Watching the stock tumble 16% in the wake of third-quarter earnings, it's apparent that Wall Street thinks so -- and it's no mystery why. Lulled into complacency by the company's record of posting quarter after quarter of gangbusters growth, investors (including yours Fool-y) were surprised to see sales growth drop into the single digits Wednesday, and profits drop ... period.
And yet, GameStop still managed to move $1.7 billion in box-sized virtual entertainment sales last quarter.
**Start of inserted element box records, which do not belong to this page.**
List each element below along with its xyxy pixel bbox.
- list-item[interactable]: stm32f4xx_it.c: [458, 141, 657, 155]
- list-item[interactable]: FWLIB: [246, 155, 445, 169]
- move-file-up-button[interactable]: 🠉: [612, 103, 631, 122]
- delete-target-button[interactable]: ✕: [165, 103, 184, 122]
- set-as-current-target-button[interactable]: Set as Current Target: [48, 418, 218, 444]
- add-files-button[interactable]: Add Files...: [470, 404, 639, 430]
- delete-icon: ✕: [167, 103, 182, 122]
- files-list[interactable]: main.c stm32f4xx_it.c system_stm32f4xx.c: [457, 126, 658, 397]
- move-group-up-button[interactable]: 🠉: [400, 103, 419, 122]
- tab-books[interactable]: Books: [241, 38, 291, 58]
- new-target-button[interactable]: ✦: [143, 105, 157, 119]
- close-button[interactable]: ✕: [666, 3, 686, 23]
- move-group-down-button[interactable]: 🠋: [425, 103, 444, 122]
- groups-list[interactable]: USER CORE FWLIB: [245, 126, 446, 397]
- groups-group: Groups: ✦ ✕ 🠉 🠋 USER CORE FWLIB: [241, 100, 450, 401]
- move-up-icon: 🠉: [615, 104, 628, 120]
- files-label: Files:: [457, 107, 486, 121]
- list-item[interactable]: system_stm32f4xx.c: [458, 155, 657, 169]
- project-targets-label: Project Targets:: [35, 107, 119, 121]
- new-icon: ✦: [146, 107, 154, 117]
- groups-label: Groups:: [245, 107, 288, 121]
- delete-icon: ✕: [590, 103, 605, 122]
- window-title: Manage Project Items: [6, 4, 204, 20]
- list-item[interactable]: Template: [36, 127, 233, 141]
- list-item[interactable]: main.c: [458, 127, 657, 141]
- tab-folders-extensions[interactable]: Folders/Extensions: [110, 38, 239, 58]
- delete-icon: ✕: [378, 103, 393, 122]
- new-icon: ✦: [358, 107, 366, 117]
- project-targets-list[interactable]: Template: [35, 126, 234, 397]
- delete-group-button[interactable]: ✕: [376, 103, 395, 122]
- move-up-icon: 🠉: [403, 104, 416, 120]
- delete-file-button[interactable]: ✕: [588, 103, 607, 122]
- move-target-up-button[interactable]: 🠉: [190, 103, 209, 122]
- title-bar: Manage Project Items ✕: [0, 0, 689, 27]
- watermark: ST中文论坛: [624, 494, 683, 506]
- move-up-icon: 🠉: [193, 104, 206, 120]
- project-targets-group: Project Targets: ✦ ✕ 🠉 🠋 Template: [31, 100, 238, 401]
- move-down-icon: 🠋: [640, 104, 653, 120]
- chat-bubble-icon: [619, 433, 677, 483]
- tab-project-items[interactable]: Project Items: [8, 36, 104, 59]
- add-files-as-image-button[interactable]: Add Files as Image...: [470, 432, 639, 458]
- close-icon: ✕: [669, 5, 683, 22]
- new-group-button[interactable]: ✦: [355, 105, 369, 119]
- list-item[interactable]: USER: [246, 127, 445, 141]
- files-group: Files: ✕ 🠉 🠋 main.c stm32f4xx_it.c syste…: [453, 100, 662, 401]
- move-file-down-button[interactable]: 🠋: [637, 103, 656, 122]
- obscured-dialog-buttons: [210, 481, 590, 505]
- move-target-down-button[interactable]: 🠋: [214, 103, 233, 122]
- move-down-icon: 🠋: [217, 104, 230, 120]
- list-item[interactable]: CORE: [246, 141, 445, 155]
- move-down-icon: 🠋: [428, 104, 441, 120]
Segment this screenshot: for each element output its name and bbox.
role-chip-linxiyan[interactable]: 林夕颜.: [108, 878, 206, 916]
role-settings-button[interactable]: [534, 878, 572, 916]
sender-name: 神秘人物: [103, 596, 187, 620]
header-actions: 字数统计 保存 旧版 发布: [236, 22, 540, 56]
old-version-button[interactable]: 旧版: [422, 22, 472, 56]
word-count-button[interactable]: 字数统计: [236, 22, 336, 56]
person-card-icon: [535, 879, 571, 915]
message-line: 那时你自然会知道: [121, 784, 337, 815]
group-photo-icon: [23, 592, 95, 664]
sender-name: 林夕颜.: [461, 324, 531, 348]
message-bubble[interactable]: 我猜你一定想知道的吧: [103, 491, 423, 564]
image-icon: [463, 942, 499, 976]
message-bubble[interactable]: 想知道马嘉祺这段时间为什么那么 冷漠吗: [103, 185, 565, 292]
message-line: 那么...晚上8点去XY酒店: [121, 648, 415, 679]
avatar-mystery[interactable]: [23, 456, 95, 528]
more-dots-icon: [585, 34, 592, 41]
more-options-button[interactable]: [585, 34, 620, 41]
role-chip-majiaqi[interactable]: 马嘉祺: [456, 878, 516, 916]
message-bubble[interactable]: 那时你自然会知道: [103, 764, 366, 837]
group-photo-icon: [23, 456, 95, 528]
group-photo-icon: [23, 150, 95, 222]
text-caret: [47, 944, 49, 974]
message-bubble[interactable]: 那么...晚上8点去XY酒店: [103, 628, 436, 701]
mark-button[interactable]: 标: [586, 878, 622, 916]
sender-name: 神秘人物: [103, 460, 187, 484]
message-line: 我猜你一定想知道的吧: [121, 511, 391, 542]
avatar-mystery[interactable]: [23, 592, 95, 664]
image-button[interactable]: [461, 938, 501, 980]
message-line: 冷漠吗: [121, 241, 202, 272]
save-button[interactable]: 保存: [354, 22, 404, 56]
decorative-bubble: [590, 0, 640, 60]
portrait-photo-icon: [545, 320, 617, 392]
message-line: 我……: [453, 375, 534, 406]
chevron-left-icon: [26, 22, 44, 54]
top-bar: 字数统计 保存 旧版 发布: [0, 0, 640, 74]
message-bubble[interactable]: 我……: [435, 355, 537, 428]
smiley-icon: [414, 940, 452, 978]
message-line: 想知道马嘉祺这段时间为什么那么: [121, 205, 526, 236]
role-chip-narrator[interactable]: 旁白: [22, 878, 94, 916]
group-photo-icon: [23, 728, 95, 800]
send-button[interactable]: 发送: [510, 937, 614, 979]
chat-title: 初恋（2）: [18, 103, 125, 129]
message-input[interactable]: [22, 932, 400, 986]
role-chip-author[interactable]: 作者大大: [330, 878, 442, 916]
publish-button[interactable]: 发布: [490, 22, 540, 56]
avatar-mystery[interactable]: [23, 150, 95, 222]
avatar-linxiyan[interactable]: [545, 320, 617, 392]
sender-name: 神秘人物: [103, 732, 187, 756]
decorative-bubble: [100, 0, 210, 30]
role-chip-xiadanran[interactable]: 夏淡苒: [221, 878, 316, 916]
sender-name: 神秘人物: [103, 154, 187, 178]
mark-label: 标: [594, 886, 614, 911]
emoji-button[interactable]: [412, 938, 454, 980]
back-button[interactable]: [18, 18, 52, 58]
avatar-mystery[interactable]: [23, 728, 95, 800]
While profits fell 10% on a GAAP basis (to $0.28 per share), they appear to have exceeded by a penny Wall Street's estimate of $0.37, pro forma. (Pro forma, in this case, means what profits would have been if GameStop had incurred no "merger-related costs, foreign currency fluctuations, and debt extinguishment expenses.")
Considering that the year-ago numbers were inflated by sales of the then-just-released Halo 3 for Microsoft's (Nasdaq: MSFT ) Xbox, and that we're in the middle of a recession that Goldman Sachs is calling the worst since the Great Depression, and barreling toward what Wachovia predicts will be 9% nationwide unemployment … well, perhaps a little bit of weakness shouldn't have come as a surprise.
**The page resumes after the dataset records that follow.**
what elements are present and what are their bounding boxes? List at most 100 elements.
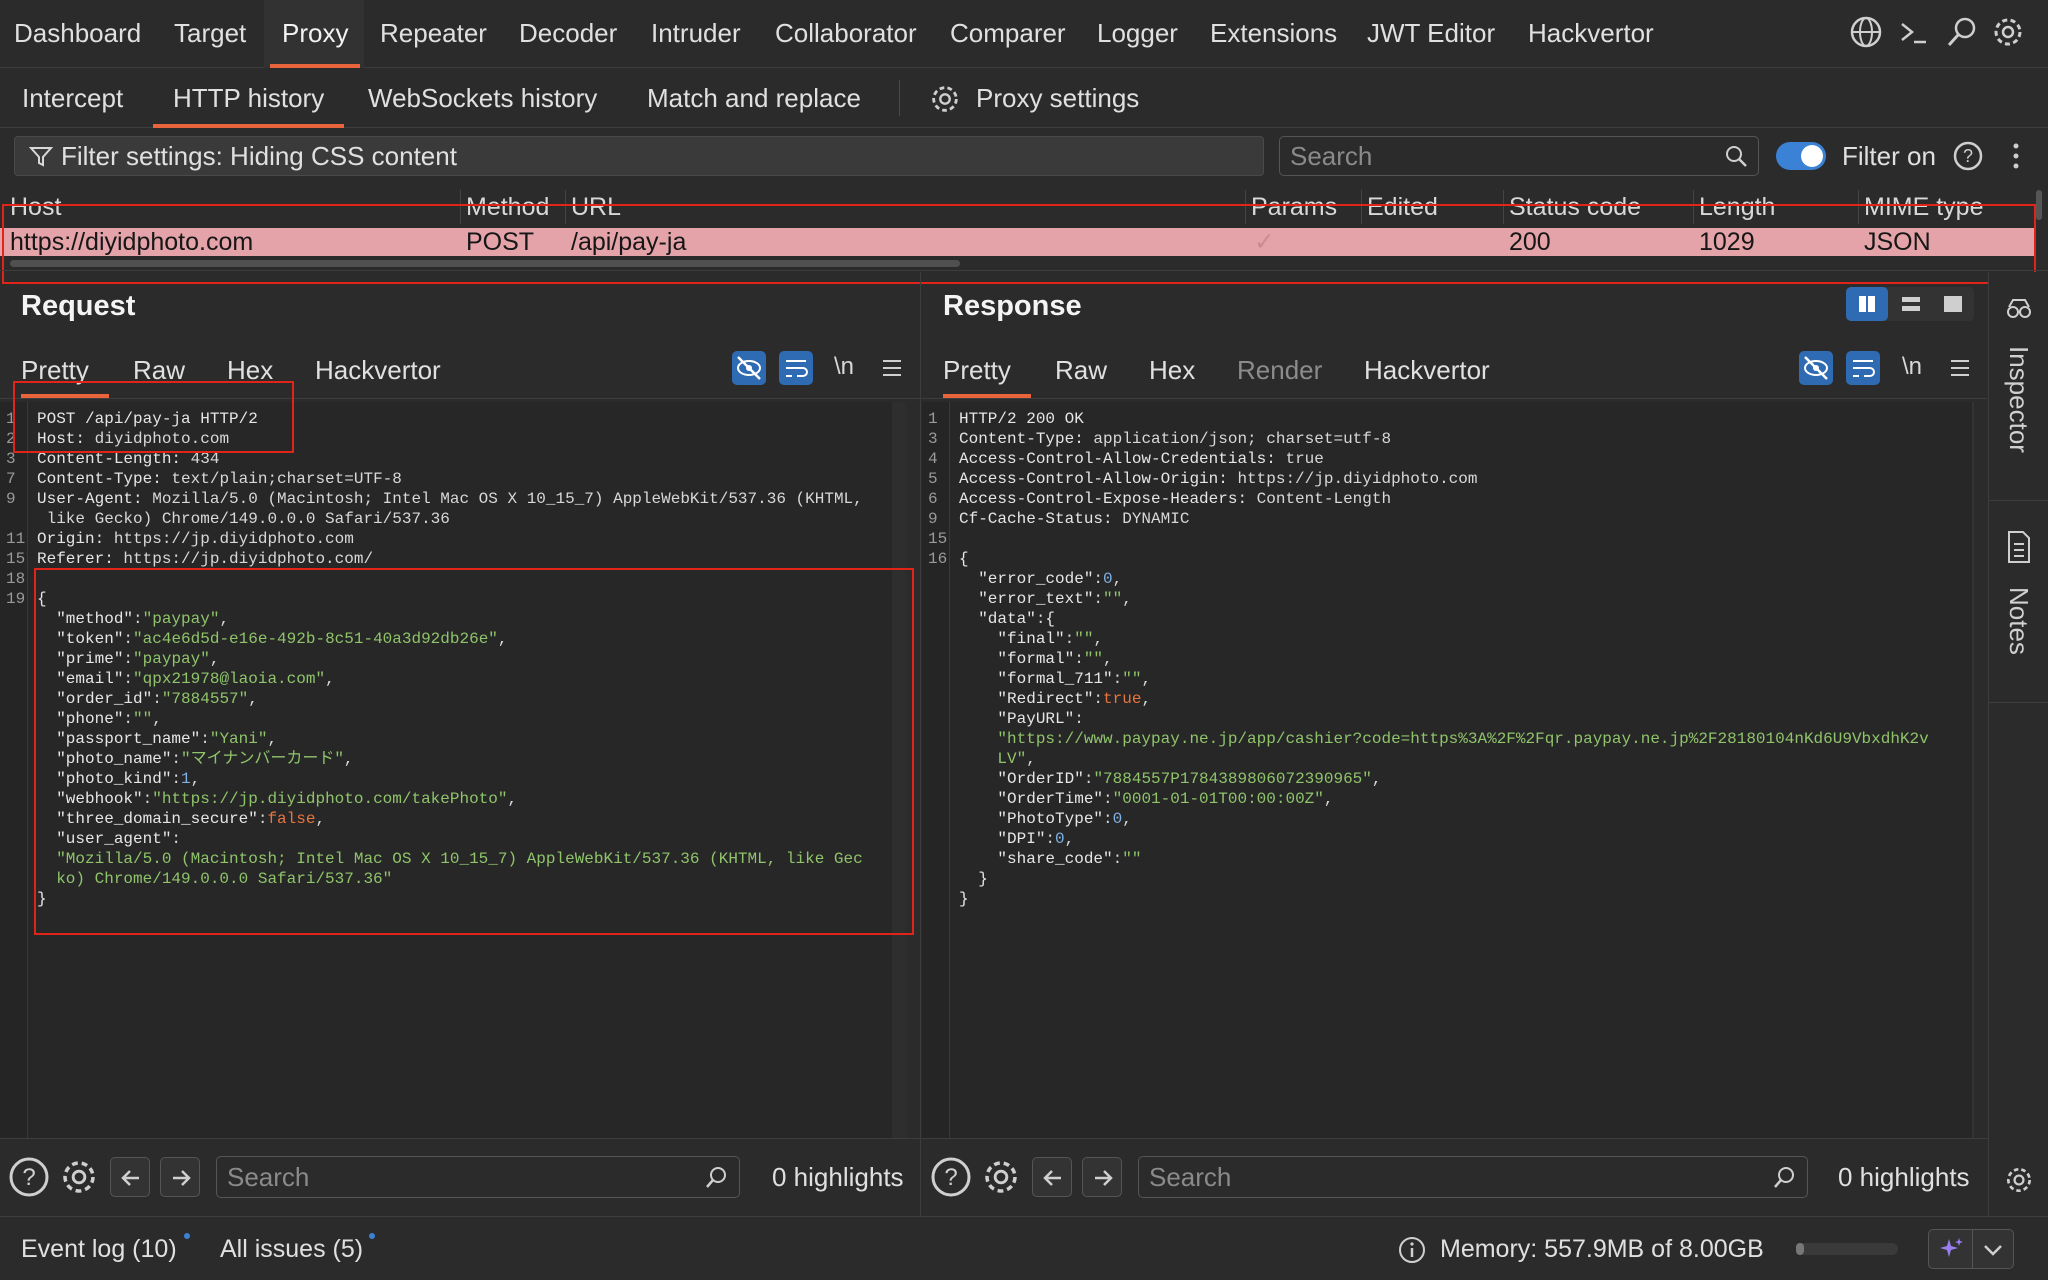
settings-gear-icon[interactable] xyxy=(980,1156,1022,1198)
event-log-button[interactable]: Event log (10) xyxy=(21,1217,177,1280)
all-issues-button[interactable]: All issues (5) xyxy=(220,1217,363,1280)
eye-slash-icon xyxy=(1804,356,1828,380)
json-value: "0001-01-01T00:00:00Z" xyxy=(1112,790,1324,808)
json-key: "DPI" xyxy=(997,830,1046,848)
nav-intruder[interactable]: Intruder xyxy=(651,0,741,68)
response-header-line: Access-Control-Allow-Origin: https://jp.… xyxy=(959,469,1477,489)
nav-jwt-editor[interactable]: JWT Editor xyxy=(1367,0,1495,68)
request-search-input[interactable]: Search xyxy=(216,1156,740,1198)
tab-http-history[interactable]: HTTP history xyxy=(152,68,345,128)
json-value: { xyxy=(1045,610,1056,628)
word-wrap-button[interactable] xyxy=(779,351,813,385)
json-key: "share_code" xyxy=(997,850,1113,868)
previous-match-button[interactable] xyxy=(110,1157,150,1197)
response-tab-raw[interactable]: Raw xyxy=(1055,355,1107,386)
history-search-input[interactable]: Search xyxy=(1279,136,1759,176)
rows-icon[interactable] xyxy=(1890,287,1932,321)
nav-decoder[interactable]: Decoder xyxy=(519,0,617,68)
inspector-tab[interactable]: Inspector xyxy=(2003,346,2034,453)
nav-proxy[interactable]: Proxy xyxy=(269,0,362,68)
more-options-icon[interactable] xyxy=(2006,140,2026,172)
gear-icon[interactable] xyxy=(2003,1164,2035,1196)
request-tab-hackvertor[interactable]: Hackvertor xyxy=(315,355,441,386)
ai-assistant-button[interactable] xyxy=(1928,1229,2014,1269)
notes-tab[interactable]: Notes xyxy=(2003,587,2034,655)
nav-hackvertor[interactable]: Hackvertor xyxy=(1528,0,1654,68)
response-search-input[interactable]: Search xyxy=(1138,1156,1808,1198)
layout-side-by-side-button[interactable] xyxy=(1846,287,1888,321)
menu-icon[interactable] xyxy=(880,356,904,380)
response-tab-pretty[interactable]: Pretty xyxy=(943,355,1031,398)
hide-nonprintable-button[interactable] xyxy=(1799,351,1833,385)
json-close: } xyxy=(959,869,988,889)
globe-icon[interactable] xyxy=(1848,14,1884,50)
newline-toggle[interactable]: \n xyxy=(834,353,854,381)
json-value: "7884557P1784389806072390965" xyxy=(1093,770,1372,788)
header-name: Cf-Cache-Status: xyxy=(959,510,1113,528)
header-name: Access-Control-Expose-Headers: xyxy=(959,490,1248,508)
nav-target[interactable]: Target xyxy=(174,0,246,68)
header-value: https://jp.diyidphoto.com xyxy=(104,530,354,548)
notes-icon[interactable] xyxy=(2005,530,2033,564)
help-icon[interactable]: ? xyxy=(8,1156,50,1198)
settings-gear-icon[interactable] xyxy=(58,1156,100,1198)
previous-match-button[interactable] xyxy=(1032,1157,1072,1197)
response-tab-render[interactable]: Render xyxy=(1237,355,1322,386)
inspector-sidebar: Inspector Notes xyxy=(1988,272,2048,1216)
svg-text:?: ? xyxy=(1963,146,1973,166)
proxy-settings-button[interactable]: Proxy settings xyxy=(976,68,1139,128)
settings-gear-icon[interactable] xyxy=(928,82,962,116)
editor-scrollbar[interactable] xyxy=(1972,402,1974,1138)
tab-websockets-history[interactable]: WebSockets history xyxy=(368,68,597,128)
header-name: Content-Type: xyxy=(37,470,162,488)
search-icon[interactable] xyxy=(1944,14,1980,50)
line-number: 3 xyxy=(928,430,938,448)
svg-text:?: ? xyxy=(22,1164,35,1191)
tab-match-and-replace[interactable]: Match and replace xyxy=(647,68,861,128)
arrow-left-icon xyxy=(121,1170,139,1186)
request-header-line: Content-Type: text/plain;charset=UTF-8 xyxy=(37,469,402,489)
vertical-scrollbar[interactable] xyxy=(2036,190,2042,220)
nav-comparer[interactable]: Comparer xyxy=(950,0,1066,68)
eye-slash-icon xyxy=(737,356,761,380)
response-header-line: Access-Control-Expose-Headers: Content-L… xyxy=(959,489,1391,509)
newline-toggle[interactable]: \n xyxy=(1902,353,1922,381)
search-icon xyxy=(1774,1167,1794,1188)
word-wrap-button[interactable] xyxy=(1846,351,1880,385)
terminal-icon[interactable] xyxy=(1896,14,1932,50)
hide-nonprintable-button[interactable] xyxy=(732,351,766,385)
tab-intercept[interactable]: Intercept xyxy=(22,68,123,128)
response-highlights-count: 0 highlights xyxy=(1838,1162,1970,1192)
next-match-button[interactable] xyxy=(1082,1157,1122,1197)
response-tab-hackvertor[interactable]: Hackvertor xyxy=(1364,355,1490,386)
help-icon[interactable]: ? xyxy=(930,1156,972,1198)
filter-icon xyxy=(29,147,53,167)
single-panel-icon[interactable] xyxy=(1932,287,1974,321)
panel-divider[interactable] xyxy=(920,272,921,1216)
nav-repeater[interactable]: Repeater xyxy=(380,0,487,68)
response-tab-hex[interactable]: Hex xyxy=(1149,355,1195,386)
divider xyxy=(1972,1230,1973,1268)
inspector-icon[interactable] xyxy=(2003,294,2035,326)
menu-icon[interactable] xyxy=(1948,356,1972,380)
nav-extensions[interactable]: Extensions xyxy=(1210,0,1337,68)
brace: } xyxy=(959,890,969,908)
help-icon[interactable]: ? xyxy=(1952,140,1984,172)
json-key: "OrderTime" xyxy=(997,790,1104,808)
request-title: Request xyxy=(21,290,136,322)
line-number: 9 xyxy=(928,510,938,528)
nav-collaborator[interactable]: Collaborator xyxy=(775,0,917,68)
next-match-button[interactable] xyxy=(160,1157,200,1197)
header-value: https://jp.diyidphoto.com/ xyxy=(113,550,374,568)
nav-logger[interactable]: Logger xyxy=(1097,0,1178,68)
response-editor[interactable]: 1 HTTP/2 200 OK 3 Content-Type: application… xyxy=(922,402,1974,1138)
issues-badge xyxy=(369,1233,375,1239)
json-key: "data" xyxy=(978,610,1036,628)
header-value: like Gecko) Chrome/149.0.0.0 Safari/537.… xyxy=(37,510,450,528)
divider xyxy=(1989,500,2048,501)
filter-toggle[interactable] xyxy=(1776,142,1826,170)
svg-text:?: ? xyxy=(944,1164,957,1191)
filter-settings-bar[interactable]: Filter settings: Hiding CSS content xyxy=(14,136,1264,176)
nav-dashboard[interactable]: Dashboard xyxy=(14,0,141,68)
gear-icon[interactable] xyxy=(1990,14,2026,50)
The real surprise, to my mind, is that business remains as brisk as it is. Software giants Electronic Arts (Nasdaq: ERTS ) and Activision Blizzard (Nasdaq: ATVI ) are still churning out new titles, and GameStop management believes it will still end this year with sales up more than 20% year over year, and profits up a robust 30% or better.
The real surprise is that Wall Street thinks performance like this is worth a measly 7.1 times projected earnings (of $2.45). For a 20% grower, that's just insane. For a 20% grower in a recession -- well, I'm flummoxed. I just don't know what word can describe the level of past-insanity implied by GameStop's current valuation.
Honestly, the only word that comes to mind is: "Buy."